It wasn't easy, but House Republicans, who battled through the summer and fall against members of their own party, finally managed to negotiate bipartisan passage of flood insurance reform last week. To secure sufficient buy-in from coastal Republicans, key concessions were made, but the final product was worth the compromise.
"Everything is a compromise in Washington," House Financial Services Committee Chairman Jeb Hensarling told the Washington Examiner two days after the vote. "You just try to compromise your policy, not your principle."
The 21st Century Flood Reform Act passed last Wednesday, introduced by Rep. Sean Duffy, R-Wis., who is also a member of the Financial Services Committee, would open the government-controlled flood insurance market to private competition. Hensarling calls the legislation "revolutionary."
"We took a great leap forward," he said last Friday — not the best-chosen phrase, given its historical echoes. "The greatest conservative victory in the history of the program," Hensarling added, "is to open it up to private market competition."
The National Flood Insurance Program, created in 1968, offers insurance to homeowners and businesses at discounted rates based on risk assessments taken from flood maps. The result, for decades, has been taxpayer subsidies of homes on flood plains. Because property owners aren't paying market rates for their insurance, the real cost of living in an area likely to be inundated is concealed. When properties are destroyed by hurricanes, they are often rebuilt in a way that would make not sense if the government were not subsidizing stupidity.

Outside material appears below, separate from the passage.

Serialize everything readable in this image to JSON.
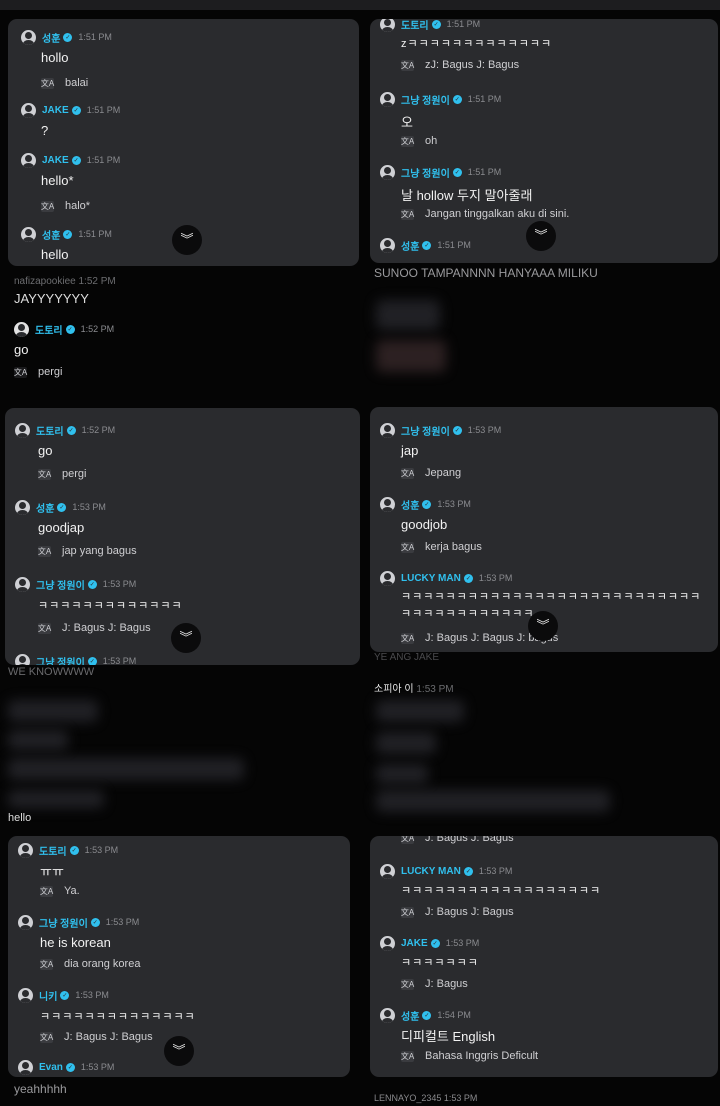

Last week's bill will "break the government monopoly" if adopted by the Senate and signed by President Trump, Hensarling says. The bill falls far short of what the administration and many conservatives want, but it's a step in the right direction.
Conservative reformers gave up language that would have disallowed new construction, phased out grandfathering provisions, and lowered protections for million-dollar buildings.
What Hensarling described as a "title dealing with repetitive loss properties" — houses are repeatedly destroyed and rebuilt — was also "watered down considerably."
The bill passed includes all of the legislation proposed by Florida Reps. Dennis Ross, a Republican, and Kathy Castor, a Democrat, which cleared the Financial Services Committee on a 58-0 vote. In fact, Ross-Castor passed the House by a vote of 419-0 in 2016. The legislation is crucial to opening the market to competition. Even so, earlier this fall, Louisiana Republican Sens. Bill Cassidy and John Kennedy successfully pulled it from an FAA reauthorization bill.
Even for a Republican-controlled House, wrangling enough support for conservative flood insurance reform has been difficult because lawmakers with coastal constituencies worry about a voter backlash. As we reported in October, after the Financial Services Committee passed a slate of reform legislation earlier this year, roughly two dozen Republican members, most with coastal constituencies, sent leadership a letter expressing concerns.
"If you're a conservative, you're only a conservative until government subsidizes your constituents," an exasperated Duffy said.
Nevertheless, after months of negotiations, only 14 Republicans voted against the bill, fewer than the number who signed the letter last July. That's progress. For his part, Hensarling is "not sure the Senate is going to pass any bills," but he "[hopes] the administration will put pressure" on the upper chamber to take up the charge.
After a rough hurricane season this year, the NFIP is an estimated $35 billion debt. The House reform legislation is not perfect, but at this point, it's the least Congress can do to reform a broken system.